Posts Tagged ‘medical school training’

Marcus Welby in the 21st Century

Saturday, November 14th, 2009

How a physician was taught in medical school impacts his or her approach to the delivery of care.  But, medical research has made such significant gains that some physicians may want to re-frame their training with new thinking.

At the New England Society for Healthcare Strategy conference titled, Clinical Care Innovation in an Era of Reform, Thomas Lee, M.D., an internist and cardiologist, and  network president for Partners Healthcare System and chief executive officer for Partners Community HealthCare, Inc, in Boston spoke about “Chaos and Organization in Healthcare.”  One of the many interesting comments he shared was that when he was in medical school, he was taught that as a physician treating patients, he should never consult a text book or any other kind of resource in front of the patient.  He was to appear knowledgeable and well informed and to rely on other resources would undermine this presentation.  Dr. Lee, a man in his mid-fifties, still marvels at this training and realizes it does not serve his approach today.
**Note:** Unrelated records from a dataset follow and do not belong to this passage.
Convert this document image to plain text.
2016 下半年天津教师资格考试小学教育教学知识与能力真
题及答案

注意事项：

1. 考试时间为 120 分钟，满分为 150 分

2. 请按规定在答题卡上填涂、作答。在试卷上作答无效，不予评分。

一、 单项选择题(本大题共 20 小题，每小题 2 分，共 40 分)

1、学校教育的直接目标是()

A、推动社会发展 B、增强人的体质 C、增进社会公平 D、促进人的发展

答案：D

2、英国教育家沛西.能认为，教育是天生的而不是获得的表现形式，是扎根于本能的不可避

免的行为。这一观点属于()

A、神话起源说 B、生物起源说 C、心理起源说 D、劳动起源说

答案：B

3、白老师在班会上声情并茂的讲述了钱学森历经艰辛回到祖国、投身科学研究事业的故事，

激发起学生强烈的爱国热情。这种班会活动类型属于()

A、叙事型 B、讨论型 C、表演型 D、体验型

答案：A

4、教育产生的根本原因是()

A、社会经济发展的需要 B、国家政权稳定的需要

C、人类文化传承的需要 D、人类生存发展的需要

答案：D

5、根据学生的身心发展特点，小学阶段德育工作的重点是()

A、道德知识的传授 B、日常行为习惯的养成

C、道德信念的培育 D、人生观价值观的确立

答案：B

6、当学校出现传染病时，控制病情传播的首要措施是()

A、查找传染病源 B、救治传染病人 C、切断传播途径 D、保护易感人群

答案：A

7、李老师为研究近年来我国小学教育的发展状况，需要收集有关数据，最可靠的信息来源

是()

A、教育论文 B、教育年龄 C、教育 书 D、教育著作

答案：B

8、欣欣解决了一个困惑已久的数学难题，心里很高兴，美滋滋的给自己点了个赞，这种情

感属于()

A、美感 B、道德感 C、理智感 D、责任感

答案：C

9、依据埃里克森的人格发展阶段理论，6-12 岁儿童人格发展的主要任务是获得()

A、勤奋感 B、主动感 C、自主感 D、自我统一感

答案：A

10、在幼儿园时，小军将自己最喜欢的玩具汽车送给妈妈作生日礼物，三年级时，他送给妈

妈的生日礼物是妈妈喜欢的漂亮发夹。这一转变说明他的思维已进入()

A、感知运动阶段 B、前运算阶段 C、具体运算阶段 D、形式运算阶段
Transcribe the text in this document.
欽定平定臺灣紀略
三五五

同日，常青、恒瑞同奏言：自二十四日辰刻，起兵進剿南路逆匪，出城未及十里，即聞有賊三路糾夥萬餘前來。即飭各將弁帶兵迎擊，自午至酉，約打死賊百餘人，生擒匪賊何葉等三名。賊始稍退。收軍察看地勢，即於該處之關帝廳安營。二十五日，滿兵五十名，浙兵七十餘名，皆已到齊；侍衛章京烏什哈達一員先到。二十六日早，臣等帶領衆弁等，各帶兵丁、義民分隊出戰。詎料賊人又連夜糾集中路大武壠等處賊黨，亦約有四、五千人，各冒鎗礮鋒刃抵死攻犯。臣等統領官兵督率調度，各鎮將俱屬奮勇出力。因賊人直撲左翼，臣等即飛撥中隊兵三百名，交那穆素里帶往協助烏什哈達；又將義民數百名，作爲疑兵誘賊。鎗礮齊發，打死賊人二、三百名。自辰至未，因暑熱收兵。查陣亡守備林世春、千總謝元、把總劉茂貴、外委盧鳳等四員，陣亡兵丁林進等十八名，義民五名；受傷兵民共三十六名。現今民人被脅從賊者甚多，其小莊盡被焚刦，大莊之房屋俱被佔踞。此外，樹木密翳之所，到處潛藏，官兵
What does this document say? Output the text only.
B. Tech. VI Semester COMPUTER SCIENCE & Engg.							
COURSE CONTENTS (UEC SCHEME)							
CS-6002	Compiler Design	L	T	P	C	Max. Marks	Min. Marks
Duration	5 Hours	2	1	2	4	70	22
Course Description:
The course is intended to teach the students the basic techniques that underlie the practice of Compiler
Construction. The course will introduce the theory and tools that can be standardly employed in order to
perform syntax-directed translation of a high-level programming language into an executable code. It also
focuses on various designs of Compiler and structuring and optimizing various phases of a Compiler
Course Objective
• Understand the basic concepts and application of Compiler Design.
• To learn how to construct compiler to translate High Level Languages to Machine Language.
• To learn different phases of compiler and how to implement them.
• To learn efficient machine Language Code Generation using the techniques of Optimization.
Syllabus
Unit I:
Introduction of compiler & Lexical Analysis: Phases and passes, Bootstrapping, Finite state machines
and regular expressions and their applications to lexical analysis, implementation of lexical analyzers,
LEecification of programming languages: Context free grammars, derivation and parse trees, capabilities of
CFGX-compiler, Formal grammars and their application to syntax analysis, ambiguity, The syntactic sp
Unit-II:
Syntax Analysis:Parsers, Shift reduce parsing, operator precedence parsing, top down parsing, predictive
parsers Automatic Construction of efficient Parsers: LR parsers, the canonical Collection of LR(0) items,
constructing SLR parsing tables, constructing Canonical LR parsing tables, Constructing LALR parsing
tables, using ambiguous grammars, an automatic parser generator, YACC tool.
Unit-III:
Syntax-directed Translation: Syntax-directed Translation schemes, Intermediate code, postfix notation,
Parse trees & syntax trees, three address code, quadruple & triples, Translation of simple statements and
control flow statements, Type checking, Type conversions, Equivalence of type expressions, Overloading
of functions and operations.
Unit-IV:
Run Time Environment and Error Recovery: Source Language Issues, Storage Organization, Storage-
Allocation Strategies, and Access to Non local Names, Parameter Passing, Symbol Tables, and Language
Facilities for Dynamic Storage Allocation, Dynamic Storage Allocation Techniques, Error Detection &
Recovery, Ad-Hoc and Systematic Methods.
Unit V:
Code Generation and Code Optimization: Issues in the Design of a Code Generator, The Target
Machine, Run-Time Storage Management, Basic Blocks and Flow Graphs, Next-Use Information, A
After hearing Dr. Lee, I read a New York Times article, “Making Healthcare Better.” The article is well worth a read but I was struck by the following paragraph as it evokes Dr. Lee’s very concern about his medical training:

We may still want our doctor to be like Marcus Welby, but our great fortune is that he cannot be. Medicine has made too much progress. The range of cures and treatments is too vast. Every year, medical journals publish hundreds of new findings that doctors are supposed to synthesize. Yet somehow, both doctors and patients have come to imagine that a physician can accomplish far more than any human being reasonably can. As a result, modern medicine is accomplishing far less than it reasonably should.

In view of Dr. Lee’s comments, I can see why there is tension for physicians in how they discuss health concerns with patients and how they choose to apply evidence-based medicine to their practice – if they choose to do so.  Because we are fortunate to live where the advantages of medical research are made available, we have much to be thankful for.  As history informs us, technology sometimes gets ahead of our ability to create new systems to best manage the advancements.  We might be in the midst of that scenario right now and will need to look to pioneering models like Intermountain Healthcare as they help move the art and science of medicine into a well-honed but incrementally different practice.